2-Bir oluşumun fikirlerini öğrenmek için onlarla beraber olmak gerekmiyor.Onları daha yakından tanımak tabiki iyi bir sonuç verecektir.

3-Fethullah Gülen'in milliyetçilik duyguları dini duygularını geçmiştir demedim.Lütfen yazdıklarımı dikkatlice okuyun.Sadece gördüğüm bir detayı aktardım.

4-STV içinde muhakkak Kürtlere yakın duran kişiler vardır.Kendi çalışanları içinde bir dışlama sözkonusu değil.Zaten o kurumda çalışan her kimse onlar gibi dşündüğü için orda çalışıyordur.Kendi düşüncelerine bağlı Kürtleri dışlamaları mantıklı da olamaz.Fırsat buldukça bütün tv kanallarının haber bültenlerini takip ederim.İçten içe Kürtleri olumsuzluğun göstergesi olarak gösteren kanalların başında STV'yi görüyorum.Belki benim algılama hatam vardır.Ya da STV kendini yanlış aktarıyordur.
yigido

Mesaj gönderen yigido » 19 Nis 2007 07:52

1- Nurcuların 2 grup değil de 12 gruba ayrılması doğru bişi deilmi onu bilemeyz ama bu konuda tam açıklama yapabilecek donanımda değilim..


2-Bir oluşumun fikirlerini öğrenmek için onlarla beraber olmak gerekmiyor ama fikirlerin amaç ve ayrıntıları bilmek için vede yeterli yorum yazabilmek için onlarla beraber olmak değilde onları tanımak lazm..(onlarla birlikte olmak değil tam anlamıyla)

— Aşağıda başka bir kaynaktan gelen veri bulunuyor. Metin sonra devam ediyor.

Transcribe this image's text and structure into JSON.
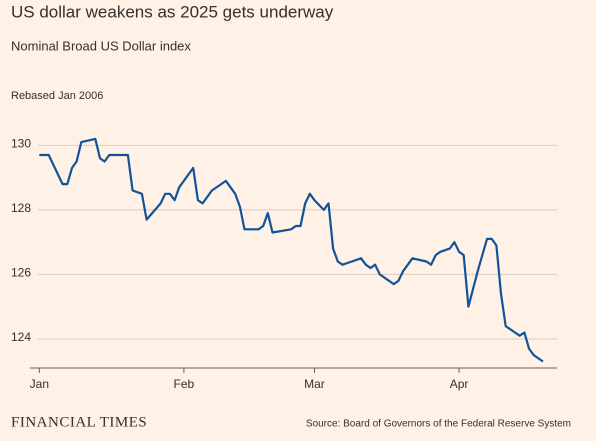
{
  "chart_data": {
    "type": "line",
    "title": "US dollar weakens as 2025 gets underway",
    "subtitle": "Nominal Broad US Dollar index",
    "note": "Rebased Jan 2006",
    "source": "Source: Board of Governors of the Federal Reserve System",
    "brand": "FINANCIAL TIMES",
    "color": "#0f5499",
    "x": [
      0,
      2,
      5,
      6,
      7,
      8,
      9,
      12,
      13,
      14,
      15,
      17,
      19,
      20,
      22,
      23,
      26,
      27,
      28,
      29,
      30,
      33,
      34,
      35,
      37,
      39,
      40,
      41,
      42,
      43,
      44,
      47,
      48,
      49,
      50,
      54,
      55,
      56,
      57,
      58,
      59,
      61,
      62,
      63,
      64,
      65,
      67,
      69,
      70,
      71,
      72,
      73,
      75,
      76,
      77,
      78,
      79,
      80,
      83,
      84,
      85,
      86,
      88,
      89,
      90,
      91,
      92,
      94,
      96,
      97,
      98,
      99,
      100,
      102,
      103,
      104,
      105,
      106,
      108
    ],
    "values": [
      129.7,
      129.7,
      128.8,
      128.8,
      129.3,
      129.5,
      130.1,
      130.2,
      129.6,
      129.5,
      129.7,
      129.7,
      129.7,
      128.6,
      128.5,
      127.7,
      128.2,
      128.5,
      128.5,
      128.3,
      128.7,
      129.3,
      128.3,
      128.2,
      128.6,
      128.8,
      128.9,
      128.7,
      128.5,
      128.1,
      127.4,
      127.4,
      127.5,
      127.9,
      127.3,
      127.4,
      127.5,
      127.5,
      128.2,
      128.5,
      128.3,
      128.0,
      128.2,
      126.8,
      126.4,
      126.3,
      126.4,
      126.5,
      126.3,
      126.2,
      126.3,
      126.0,
      125.8,
      125.7,
      125.8,
      126.1,
      126.3,
      126.5,
      126.4,
      126.3,
      126.6,
      126.7,
      126.8,
      127.0,
      126.7,
      126.6,
      125.0,
      126.1,
      127.1,
      127.1,
      126.9,
      125.4,
      124.4,
      124.2,
      124.1,
      124.2,
      123.7,
      123.5,
      123.3
    ],
    "xlim": [
      -2,
      111
    ],
    "xticks": [
      {
        "value": 0,
        "label": "Jan"
      },
      {
        "value": 31,
        "label": "Feb"
      },
      {
        "value": 59,
        "label": "Mar"
      },
      {
        "value": 90,
        "label": "Apr"
      }
    ],
    "ylim": [
      123.1,
      130.6
    ],
    "yticks": [
      124,
      126,
      128,
      130
    ],
    "grid": true
  }
}
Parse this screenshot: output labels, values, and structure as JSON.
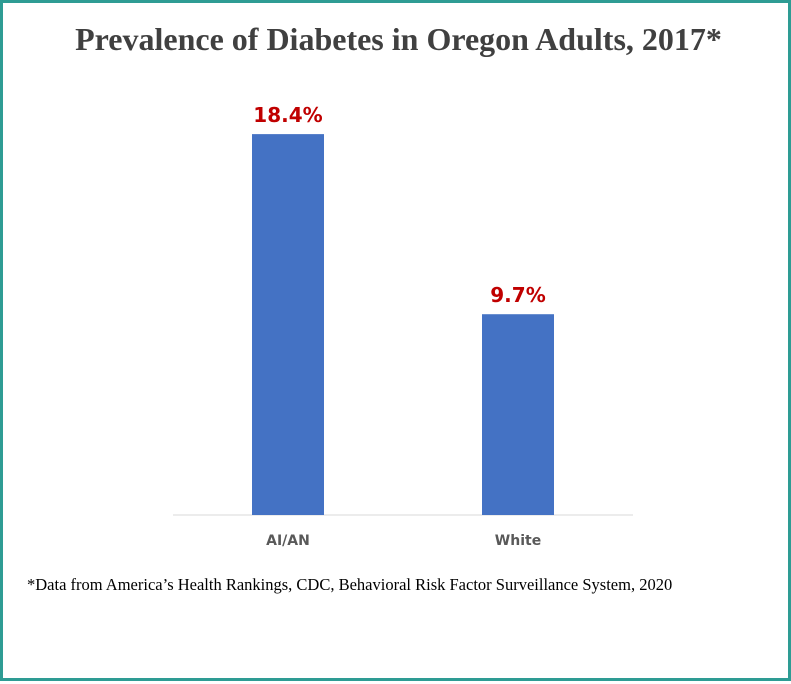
{
  "chart_data": {
    "type": "bar",
    "title": "Prevalence of Diabetes in Oregon Adults, 2017*",
    "categories": [
      "AI/AN",
      "White"
    ],
    "values": [
      18.4,
      9.7
    ],
    "data_labels": [
      "18.4%",
      "9.7%"
    ],
    "xlabel": "",
    "ylabel": "",
    "ylim": [
      0,
      20
    ],
    "grid": false,
    "legend": "none",
    "colors": {
      "bar": "#4472c4",
      "data_label": "#c00000",
      "axis": "#d9d9d9",
      "tick_label": "#595959",
      "border": "#2e9c94"
    }
  },
  "footnote": "*Data from America’s Health Rankings, CDC, Behavioral Risk Factor Surveillance System, 2020"
}
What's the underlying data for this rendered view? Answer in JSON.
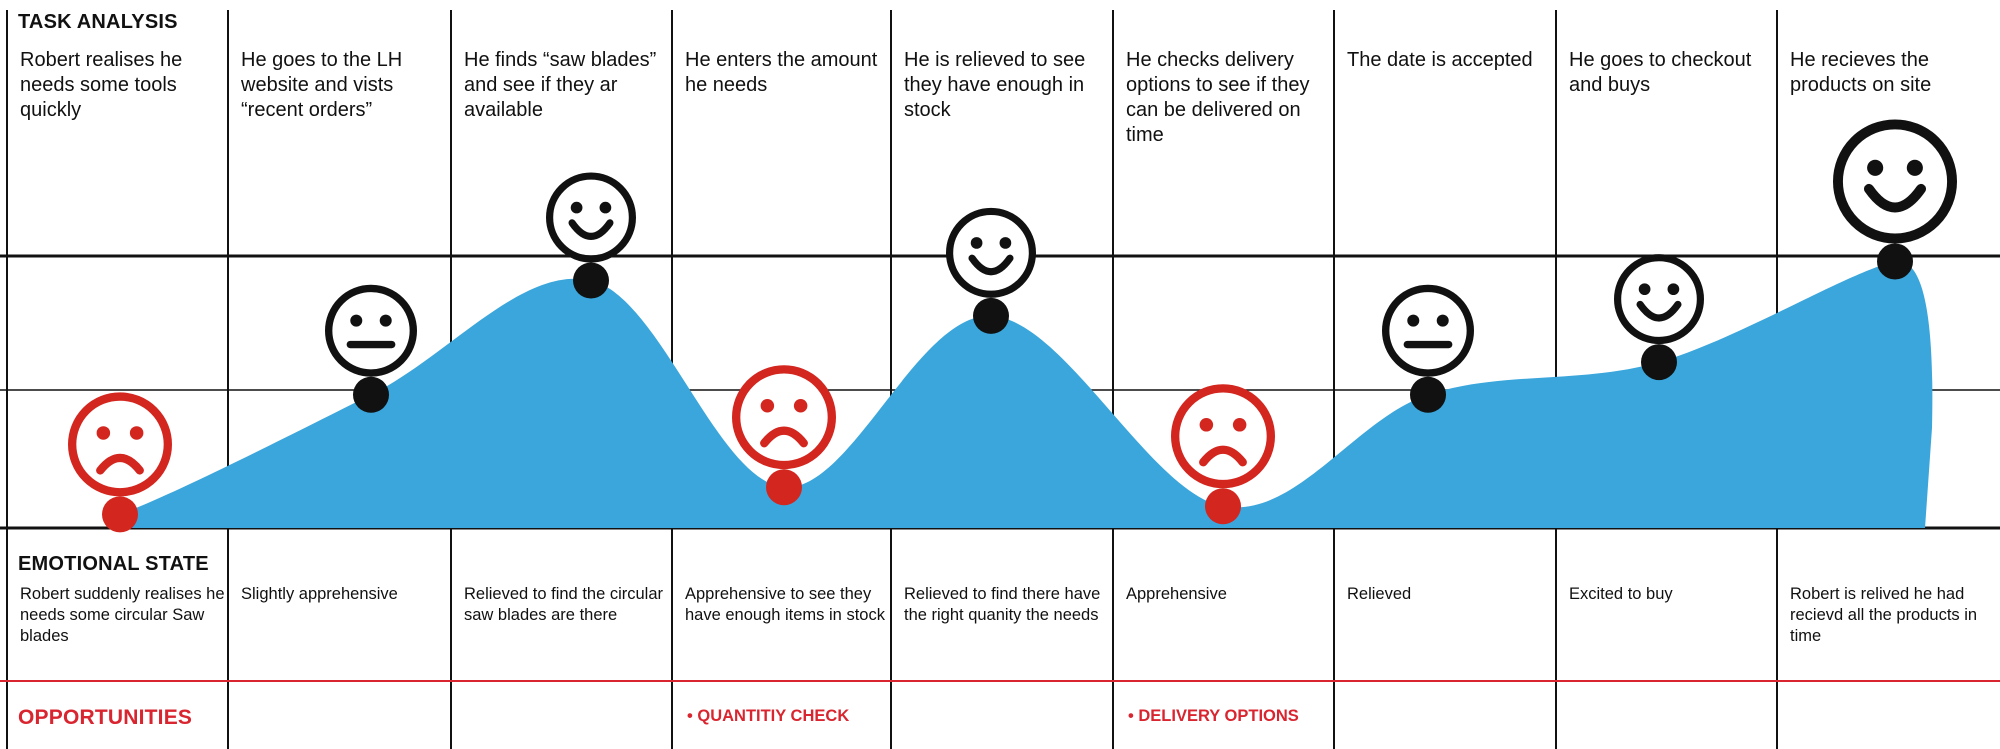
{
  "labels": {
    "task_analysis": "TASK ANALYSIS",
    "emotional_state": "EMOTIONAL STATE",
    "opportunities": "OPPORTUNITIES"
  },
  "colors": {
    "curve_fill": "#3aa6dc",
    "negative": "#d3261f",
    "neutral": "#111111",
    "opportunity": "#d9252f"
  },
  "steps": [
    {
      "task": "Robert realises he needs some tools quickly",
      "state": "Robert suddenly realises he needs some circular Saw blades",
      "mood": "sad",
      "level": 0.05,
      "opportunity": ""
    },
    {
      "task": "He goes to the LH website and vists “recent orders”",
      "state": "Slightly apprehensive",
      "mood": "neutral",
      "level": 0.49,
      "opportunity": ""
    },
    {
      "task": "He finds “saw blades” and see if they ar available",
      "state": "Relieved to find the circular saw blades are there",
      "mood": "happy",
      "level": 0.91,
      "opportunity": ""
    },
    {
      "task": "He enters the amount he needs",
      "state": "Apprehensive to see they have enough items in stock",
      "mood": "sad",
      "level": 0.15,
      "opportunity": "• QUANTITIY CHECK"
    },
    {
      "task": "He is relieved to see they have enough in stock",
      "state": "Relieved to find there have the right quanity the needs",
      "mood": "happy",
      "level": 0.78,
      "opportunity": ""
    },
    {
      "task": "He checks delivery options to see if they can be delivered on time",
      "state": "Apprehensive",
      "mood": "sad",
      "level": 0.08,
      "opportunity": "• DELIVERY OPTIONS"
    },
    {
      "task": "The date is accepted",
      "state": "Relieved",
      "mood": "neutral",
      "level": 0.49,
      "opportunity": ""
    },
    {
      "task": "He goes to checkout and buys",
      "state": "Excited to buy",
      "mood": "happy",
      "level": 0.61,
      "opportunity": ""
    },
    {
      "task": "He recieves the products on site",
      "state": "Robert is relived he had recievd all the products in time",
      "mood": "happy",
      "level": 0.98,
      "opportunity": ""
    }
  ]
}
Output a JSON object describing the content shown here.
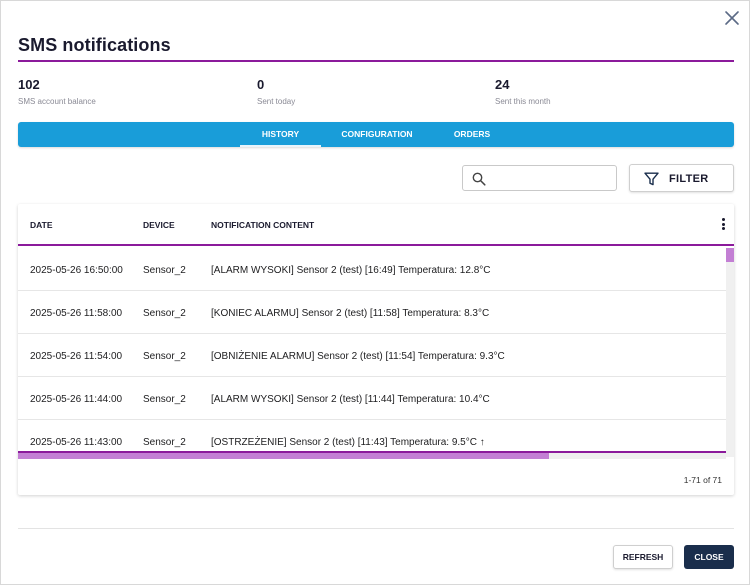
{
  "dialog": {
    "title": "SMS notifications",
    "close_icon": "close-icon"
  },
  "stats": [
    {
      "value": "102",
      "label": "SMS account balance"
    },
    {
      "value": "0",
      "label": "Sent today"
    },
    {
      "value": "24",
      "label": "Sent this month"
    }
  ],
  "tabs": [
    {
      "label": "HISTORY",
      "active": true
    },
    {
      "label": "CONFIGURATION",
      "active": false
    },
    {
      "label": "ORDERS",
      "active": false
    }
  ],
  "toolbar": {
    "search_placeholder": "",
    "search_value": "",
    "search_icon": "search-icon",
    "filter_label": "FILTER",
    "filter_icon": "funnel-icon"
  },
  "table": {
    "columns": [
      "DATE",
      "DEVICE",
      "NOTIFICATION CONTENT"
    ],
    "menu_icon": "more-vertical-icon",
    "rows": [
      {
        "date": "2025-05-26 16:50:00",
        "device": "Sensor_2",
        "content": "[ALARM WYSOKI] Sensor 2 (test) [16:49] Temperatura: 12.8°C"
      },
      {
        "date": "2025-05-26 11:58:00",
        "device": "Sensor_2",
        "content": "[KONIEC ALARMU] Sensor 2 (test) [11:58] Temperatura: 8.3°C"
      },
      {
        "date": "2025-05-26 11:54:00",
        "device": "Sensor_2",
        "content": "[OBNIŻENIE ALARMU] Sensor 2 (test) [11:54] Temperatura: 9.3°C"
      },
      {
        "date": "2025-05-26 11:44:00",
        "device": "Sensor_2",
        "content": "[ALARM WYSOKI] Sensor 2 (test) [11:44] Temperatura: 10.4°C"
      },
      {
        "date": "2025-05-26 11:43:00",
        "device": "Sensor_2",
        "content": "[OSTRZEŻENIE] Sensor 2 (test) [11:43] Temperatura: 9.5°C ↑"
      }
    ],
    "pagination": "1-71 of 71"
  },
  "footer": {
    "refresh_label": "REFRESH",
    "close_label": "CLOSE"
  },
  "colors": {
    "accent_purple": "#8b1a9b",
    "tab_bar_blue": "#199dd9",
    "close_button_navy": "#1a2e4c"
  }
}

3-yanlşlık olabilr kusura bakmayn..

4-stv bozuklukları anlatııyosa bu bozukkluklarda kürtler varsa bunu böyle görmeniz doğaldır.
böyle bir kasıt varsa stv nin bu tavrının neden kürtlrn terör örgütü yanlısı durmasından kaynaklanıyodur.
Meryemce
Onbaşı
Onbaşı
Mesajlar:35
Kayıt:13 Mar 2007 23:20

Mesaj gönderen Meryemce » 19 Nis 2007 16:24

Kürtleri terörü destekliyor diye göstermeye hiç kimsenin hakkı yoktur.Ortada bir sorun vardır ve bu sorun çözülmedikçe halk kendine sahip çıkanlara sempati duyacaktır.